Membership of all organisations will be voluntary, and compulsory unionism and

preference clauses prohibited. It will be easier to register new unions and the Act encourages enterprise unions. The minimum number of members for registration has been lowered from 100 to 50. There is a limited right of entry for unions — by permit — to investigate suspected award breaches and to hold discussions with employees.

 

Discrimination against or victimisation of individuals, including independent

contractors, based on membership or non-membership of a union or employer

association is prohibited.

 

Compliance and industrial action

Industrial action will be protected while negotiating AWAs and single-business CAs.

 

Such action will not be protected during the period of an agreement’s operation.

 

The AIRC has greater powers to direct that industrial action stop or not occur —

with such directions enforceable by injunctions from the Federal Court.

 

It will be unlawful to pay or accept strike pay or to take action to force its payment. Such action includes bans and limitations. Secondary boycotts provisions have been restored to the Trade Practices Act. Higher penalties apply to non-compliance with awards and agreements.

 

Unfair dismissal

The new federal unfair dismissal system will be fair to employers and employees.

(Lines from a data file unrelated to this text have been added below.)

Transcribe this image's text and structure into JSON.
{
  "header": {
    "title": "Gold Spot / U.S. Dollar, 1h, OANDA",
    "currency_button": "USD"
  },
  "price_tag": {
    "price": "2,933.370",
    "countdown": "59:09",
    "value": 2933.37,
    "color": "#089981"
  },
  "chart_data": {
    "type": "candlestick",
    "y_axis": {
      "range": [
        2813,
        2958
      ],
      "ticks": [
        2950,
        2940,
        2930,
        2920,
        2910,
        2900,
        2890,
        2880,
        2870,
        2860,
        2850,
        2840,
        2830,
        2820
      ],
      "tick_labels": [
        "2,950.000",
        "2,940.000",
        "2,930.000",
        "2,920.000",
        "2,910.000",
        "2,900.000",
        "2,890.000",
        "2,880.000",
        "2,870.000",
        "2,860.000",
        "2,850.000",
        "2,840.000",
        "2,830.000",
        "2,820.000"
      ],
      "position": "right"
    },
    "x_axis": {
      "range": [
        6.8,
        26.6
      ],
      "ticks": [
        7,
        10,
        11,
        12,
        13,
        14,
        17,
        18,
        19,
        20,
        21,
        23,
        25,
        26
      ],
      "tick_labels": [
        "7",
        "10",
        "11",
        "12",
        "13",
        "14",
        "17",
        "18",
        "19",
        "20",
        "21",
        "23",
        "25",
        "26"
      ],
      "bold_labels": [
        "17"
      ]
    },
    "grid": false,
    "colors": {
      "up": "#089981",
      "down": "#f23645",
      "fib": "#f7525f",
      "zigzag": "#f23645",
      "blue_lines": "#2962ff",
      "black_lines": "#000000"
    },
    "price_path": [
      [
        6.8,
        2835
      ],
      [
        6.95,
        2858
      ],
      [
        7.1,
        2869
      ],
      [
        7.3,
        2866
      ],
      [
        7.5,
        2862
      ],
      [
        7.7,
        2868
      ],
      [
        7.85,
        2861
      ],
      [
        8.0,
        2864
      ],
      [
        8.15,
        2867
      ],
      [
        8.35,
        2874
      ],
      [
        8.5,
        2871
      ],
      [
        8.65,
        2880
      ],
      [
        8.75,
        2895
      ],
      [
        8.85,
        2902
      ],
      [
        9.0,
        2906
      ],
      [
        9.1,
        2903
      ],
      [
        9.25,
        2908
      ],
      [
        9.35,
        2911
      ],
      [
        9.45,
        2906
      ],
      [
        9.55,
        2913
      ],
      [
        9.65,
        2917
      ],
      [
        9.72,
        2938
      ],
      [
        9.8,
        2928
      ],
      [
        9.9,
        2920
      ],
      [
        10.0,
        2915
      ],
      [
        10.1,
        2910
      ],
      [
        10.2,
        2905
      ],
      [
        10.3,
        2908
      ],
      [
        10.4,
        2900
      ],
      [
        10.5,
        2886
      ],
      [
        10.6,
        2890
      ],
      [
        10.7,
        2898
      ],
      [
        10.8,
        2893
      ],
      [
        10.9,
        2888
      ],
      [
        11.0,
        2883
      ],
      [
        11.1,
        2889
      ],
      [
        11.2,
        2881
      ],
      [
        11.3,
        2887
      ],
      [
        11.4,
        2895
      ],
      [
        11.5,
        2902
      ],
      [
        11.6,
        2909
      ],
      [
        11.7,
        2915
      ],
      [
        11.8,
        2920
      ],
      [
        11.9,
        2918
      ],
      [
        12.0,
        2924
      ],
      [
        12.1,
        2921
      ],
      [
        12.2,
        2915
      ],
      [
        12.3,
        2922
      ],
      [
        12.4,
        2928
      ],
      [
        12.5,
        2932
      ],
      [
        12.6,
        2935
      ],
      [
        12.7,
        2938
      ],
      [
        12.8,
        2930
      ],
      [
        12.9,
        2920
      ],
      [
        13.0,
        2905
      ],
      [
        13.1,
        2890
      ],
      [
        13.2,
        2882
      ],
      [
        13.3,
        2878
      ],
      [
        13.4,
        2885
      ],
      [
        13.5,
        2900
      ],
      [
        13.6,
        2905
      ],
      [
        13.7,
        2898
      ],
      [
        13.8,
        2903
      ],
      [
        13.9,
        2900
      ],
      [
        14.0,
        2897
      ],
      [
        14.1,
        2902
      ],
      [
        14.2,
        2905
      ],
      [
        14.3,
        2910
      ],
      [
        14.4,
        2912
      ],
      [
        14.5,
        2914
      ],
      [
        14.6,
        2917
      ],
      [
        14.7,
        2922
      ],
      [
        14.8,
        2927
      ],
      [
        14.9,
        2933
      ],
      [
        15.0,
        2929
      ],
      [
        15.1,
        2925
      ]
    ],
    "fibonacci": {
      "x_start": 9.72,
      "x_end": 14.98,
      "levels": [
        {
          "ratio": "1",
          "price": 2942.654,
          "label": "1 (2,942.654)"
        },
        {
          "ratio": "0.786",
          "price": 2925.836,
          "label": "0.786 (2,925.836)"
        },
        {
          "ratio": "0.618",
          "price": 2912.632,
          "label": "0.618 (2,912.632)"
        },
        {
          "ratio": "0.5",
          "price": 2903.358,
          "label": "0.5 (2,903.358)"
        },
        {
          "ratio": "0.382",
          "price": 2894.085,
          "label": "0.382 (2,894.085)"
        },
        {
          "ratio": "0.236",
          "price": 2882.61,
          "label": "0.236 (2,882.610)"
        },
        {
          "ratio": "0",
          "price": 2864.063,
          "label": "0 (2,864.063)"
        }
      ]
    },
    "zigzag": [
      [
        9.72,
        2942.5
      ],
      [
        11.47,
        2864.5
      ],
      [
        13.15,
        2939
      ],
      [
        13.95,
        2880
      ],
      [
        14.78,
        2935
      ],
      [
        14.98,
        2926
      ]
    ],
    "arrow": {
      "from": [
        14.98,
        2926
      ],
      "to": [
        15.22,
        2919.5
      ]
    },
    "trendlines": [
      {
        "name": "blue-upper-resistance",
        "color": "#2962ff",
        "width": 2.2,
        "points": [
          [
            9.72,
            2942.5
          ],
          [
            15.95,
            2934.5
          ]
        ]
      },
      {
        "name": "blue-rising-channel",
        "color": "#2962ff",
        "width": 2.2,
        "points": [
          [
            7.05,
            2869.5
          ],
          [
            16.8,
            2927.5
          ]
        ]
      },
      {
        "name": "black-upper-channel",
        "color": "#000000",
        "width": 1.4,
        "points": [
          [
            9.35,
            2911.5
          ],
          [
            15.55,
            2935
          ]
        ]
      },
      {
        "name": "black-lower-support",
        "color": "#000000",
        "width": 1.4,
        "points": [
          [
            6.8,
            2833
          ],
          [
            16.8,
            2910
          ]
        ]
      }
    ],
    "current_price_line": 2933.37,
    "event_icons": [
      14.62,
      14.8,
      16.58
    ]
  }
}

It will give employees access to a fair and simple process of appeal against dismissals, based on the principle of a ‘fair go all round’.

 

The new system will cover federal award employees employed by corporations (the Commonwealth is seeking complementary State legislation to cover other employees covered by federal awards or agreements, but not within the scope of the relevant powers of the federal Constitution); Federal Government employees; employees in Victoria and the Territories; and federal award employees employed in relation to interstate or overseas trade or commerce as a waterside worker, maritime employee or flight crew officer.

 

Employees not falling into these categories will be able to access State unfair dismissal laws.

In handling cases, a simple question will be answered by the AIRC — was the

termination harsh, unjust or unreasonable?

 

All applications are to be dealt with in the first instance by conciliation by the AIRC.

Should arbitration be needed, in considering remedies, the AIRC must have regard

for all relevant circumstances — including the viability of an employer’s business.

 

Frivolous and malicious claims will be discouraged. A $50 filing fee will apply.

 

Potential applicants will be made aware at the outset of the potential for costs orders before their applications are filed. For unlawful termination, the following provisions apply nationally — requirement to provide minimum notice or pay in lieu; dismissal on grounds which are discriminatory will not be allowed; and the requirement to notify the CES of any decision to terminate the employment of 15 or more employees on redundancy grounds.

 

Flexibility and balance

Workers can have improved access to part-time work, with reasonably predictable

hours of work and pro rata conditions. The Act will help workers to balance their work and family responsibilities effectively. The Employment Advocate will have particular regard for the needs of workers in a disadvantaged bargaining position (for example, women, young people and people from a non-English speaking background).

 

For young people, there are new industrial arrangements for apprentices and trainees. Junior wages are exempted from the anti age discrimination provisions of the Act for a further three years from June 1997.